Glass formation and dynamics of model polymer films with one versus two active interfaces
Abstract
Polymers and other glass-forming liquids can exhibit profound alterations in dynamics in the nanoscale vicinity of interfaces, over a range appreciably exceeding that of typical interfacial thermodynamic gradients. The understanding of these dynamical gradients is particularly complicated in systems with internal or external nanoscale dimensions, where a gradient nucleated at one interface can impinge on a second, potentially distinct, interface. To better understand the interactions that govern system dynamics and glass formation in these cases, here we simulate the baseline case of a glass-forming polymer film, over a wide range of thickness, supported on a dynamically neutral substrate that has little effect on nearby dynamics. We compare these results to our prior simulations of freestanding films. Results indicate that dynamical gradients in our simulated systems, as measured based upon translational relaxation, are simply truncated when they impinge on a secondary surface that is locally dynamically neutral.
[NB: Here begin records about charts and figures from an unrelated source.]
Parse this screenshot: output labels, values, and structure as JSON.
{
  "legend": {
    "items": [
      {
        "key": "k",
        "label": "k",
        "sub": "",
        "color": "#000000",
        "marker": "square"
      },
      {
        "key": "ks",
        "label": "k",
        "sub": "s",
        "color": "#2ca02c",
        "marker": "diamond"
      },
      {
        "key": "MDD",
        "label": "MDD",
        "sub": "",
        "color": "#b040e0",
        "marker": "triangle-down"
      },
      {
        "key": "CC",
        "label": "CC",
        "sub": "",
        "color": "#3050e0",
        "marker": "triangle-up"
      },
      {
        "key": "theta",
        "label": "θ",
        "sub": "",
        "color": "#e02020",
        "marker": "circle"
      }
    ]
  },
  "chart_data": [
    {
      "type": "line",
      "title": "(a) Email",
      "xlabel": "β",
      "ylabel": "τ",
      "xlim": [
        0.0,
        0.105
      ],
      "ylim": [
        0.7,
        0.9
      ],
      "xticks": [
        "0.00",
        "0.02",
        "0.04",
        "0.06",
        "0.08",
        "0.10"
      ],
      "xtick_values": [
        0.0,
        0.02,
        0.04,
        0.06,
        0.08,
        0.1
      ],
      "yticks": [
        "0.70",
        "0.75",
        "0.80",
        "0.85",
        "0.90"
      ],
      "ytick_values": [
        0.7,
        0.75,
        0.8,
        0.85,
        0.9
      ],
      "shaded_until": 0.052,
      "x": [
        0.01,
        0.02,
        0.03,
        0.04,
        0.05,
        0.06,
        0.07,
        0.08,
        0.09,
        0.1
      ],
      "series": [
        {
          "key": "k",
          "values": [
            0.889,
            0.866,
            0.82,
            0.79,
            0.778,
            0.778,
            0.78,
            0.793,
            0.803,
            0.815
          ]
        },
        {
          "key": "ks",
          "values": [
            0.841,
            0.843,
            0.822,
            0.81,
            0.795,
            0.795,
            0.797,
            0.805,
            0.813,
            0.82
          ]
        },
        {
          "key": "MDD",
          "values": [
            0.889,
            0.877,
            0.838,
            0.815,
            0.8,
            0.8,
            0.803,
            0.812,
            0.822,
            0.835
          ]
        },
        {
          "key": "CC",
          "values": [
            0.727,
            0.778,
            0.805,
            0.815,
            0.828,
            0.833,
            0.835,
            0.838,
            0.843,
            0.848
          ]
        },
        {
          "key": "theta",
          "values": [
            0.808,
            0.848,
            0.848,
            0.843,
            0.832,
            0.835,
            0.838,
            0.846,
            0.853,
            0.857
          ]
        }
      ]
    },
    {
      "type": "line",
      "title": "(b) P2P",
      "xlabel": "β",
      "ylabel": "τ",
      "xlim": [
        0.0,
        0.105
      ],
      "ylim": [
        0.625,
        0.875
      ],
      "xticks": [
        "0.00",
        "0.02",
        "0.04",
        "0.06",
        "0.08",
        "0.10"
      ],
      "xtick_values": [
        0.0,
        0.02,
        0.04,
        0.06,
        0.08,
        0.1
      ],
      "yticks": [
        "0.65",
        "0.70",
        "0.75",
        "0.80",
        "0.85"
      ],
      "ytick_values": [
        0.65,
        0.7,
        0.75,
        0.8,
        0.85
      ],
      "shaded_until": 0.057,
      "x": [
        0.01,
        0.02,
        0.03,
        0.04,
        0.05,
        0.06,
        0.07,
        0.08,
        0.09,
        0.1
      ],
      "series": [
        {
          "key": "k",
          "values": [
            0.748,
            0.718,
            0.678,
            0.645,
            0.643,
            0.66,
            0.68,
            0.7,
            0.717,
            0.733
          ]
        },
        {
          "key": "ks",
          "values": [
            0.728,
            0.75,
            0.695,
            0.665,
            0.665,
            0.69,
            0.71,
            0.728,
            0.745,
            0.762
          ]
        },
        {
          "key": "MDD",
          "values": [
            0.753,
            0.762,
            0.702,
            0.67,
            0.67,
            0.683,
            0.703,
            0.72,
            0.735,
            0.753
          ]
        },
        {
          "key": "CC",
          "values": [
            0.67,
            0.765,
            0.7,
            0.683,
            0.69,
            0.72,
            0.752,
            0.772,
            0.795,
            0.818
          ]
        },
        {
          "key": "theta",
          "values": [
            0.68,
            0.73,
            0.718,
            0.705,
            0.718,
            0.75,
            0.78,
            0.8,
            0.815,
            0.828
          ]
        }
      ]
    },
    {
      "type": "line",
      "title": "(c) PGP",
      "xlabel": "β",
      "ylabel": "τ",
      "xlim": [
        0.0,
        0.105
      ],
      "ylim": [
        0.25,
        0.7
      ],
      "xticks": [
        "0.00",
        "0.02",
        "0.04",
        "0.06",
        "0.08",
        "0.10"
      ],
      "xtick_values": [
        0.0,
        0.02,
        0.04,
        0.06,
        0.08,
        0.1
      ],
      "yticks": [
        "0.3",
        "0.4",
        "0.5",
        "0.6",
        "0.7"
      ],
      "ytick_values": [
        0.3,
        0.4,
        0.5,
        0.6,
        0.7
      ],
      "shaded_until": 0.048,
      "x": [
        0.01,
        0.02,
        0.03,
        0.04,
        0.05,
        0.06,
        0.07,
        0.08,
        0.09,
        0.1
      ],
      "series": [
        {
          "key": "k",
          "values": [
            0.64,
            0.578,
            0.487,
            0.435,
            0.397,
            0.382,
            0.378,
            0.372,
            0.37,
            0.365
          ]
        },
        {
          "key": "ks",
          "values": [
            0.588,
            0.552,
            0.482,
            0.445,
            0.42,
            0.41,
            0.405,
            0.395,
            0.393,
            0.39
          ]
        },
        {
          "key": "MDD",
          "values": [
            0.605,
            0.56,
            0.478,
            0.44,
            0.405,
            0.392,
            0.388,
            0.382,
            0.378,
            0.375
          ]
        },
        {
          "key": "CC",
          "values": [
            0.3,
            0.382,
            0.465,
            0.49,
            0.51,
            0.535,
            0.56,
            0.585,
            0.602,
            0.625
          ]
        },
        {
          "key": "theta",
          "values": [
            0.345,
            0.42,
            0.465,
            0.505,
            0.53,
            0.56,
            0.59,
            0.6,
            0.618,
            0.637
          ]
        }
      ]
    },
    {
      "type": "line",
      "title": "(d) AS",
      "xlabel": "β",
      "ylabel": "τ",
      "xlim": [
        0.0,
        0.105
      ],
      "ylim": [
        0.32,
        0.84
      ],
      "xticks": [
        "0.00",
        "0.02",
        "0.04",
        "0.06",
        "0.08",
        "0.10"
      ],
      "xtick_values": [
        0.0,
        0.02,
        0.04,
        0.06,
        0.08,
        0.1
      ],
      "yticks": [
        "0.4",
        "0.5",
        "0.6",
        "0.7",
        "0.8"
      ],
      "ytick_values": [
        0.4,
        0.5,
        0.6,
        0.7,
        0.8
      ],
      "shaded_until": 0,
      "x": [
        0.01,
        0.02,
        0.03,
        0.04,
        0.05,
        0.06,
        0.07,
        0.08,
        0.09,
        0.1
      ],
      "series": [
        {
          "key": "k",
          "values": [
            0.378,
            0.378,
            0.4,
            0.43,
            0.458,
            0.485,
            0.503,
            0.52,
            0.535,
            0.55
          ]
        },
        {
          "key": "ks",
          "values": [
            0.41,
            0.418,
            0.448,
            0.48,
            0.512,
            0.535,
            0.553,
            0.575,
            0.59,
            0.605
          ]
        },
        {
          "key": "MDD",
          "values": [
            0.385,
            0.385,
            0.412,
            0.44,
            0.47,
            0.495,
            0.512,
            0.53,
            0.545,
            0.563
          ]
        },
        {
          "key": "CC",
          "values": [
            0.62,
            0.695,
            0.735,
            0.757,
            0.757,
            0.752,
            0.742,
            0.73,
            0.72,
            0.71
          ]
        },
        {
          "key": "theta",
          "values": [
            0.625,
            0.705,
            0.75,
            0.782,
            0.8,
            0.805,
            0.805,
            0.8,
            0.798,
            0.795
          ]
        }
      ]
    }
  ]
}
Altered film behavior can be described almost entirely by gradient effects down to the thinnest films probed, with no evidence for finite-size effects sometimes posited to play a role in these systems. Finally, our simulations predict that linear gradient overlap effects in the presence of symmetric dynamically active interfaces yield a non-monotonic variation of the whole free standing film stretching exponent (relaxation time distribution breadth). The maximum relaxation time distribution breadth in simulation is found at a film thickness of 4–5 times the interfacial gradient range. Observation of this maximum in experiment would provide an important validation that the gradient behavior observed in simulation persists to experimental timescales. If validated, observation of this maximum would potentially also enable determination of the dynamic gradient range from experimental mean-film measurements of film dynamics.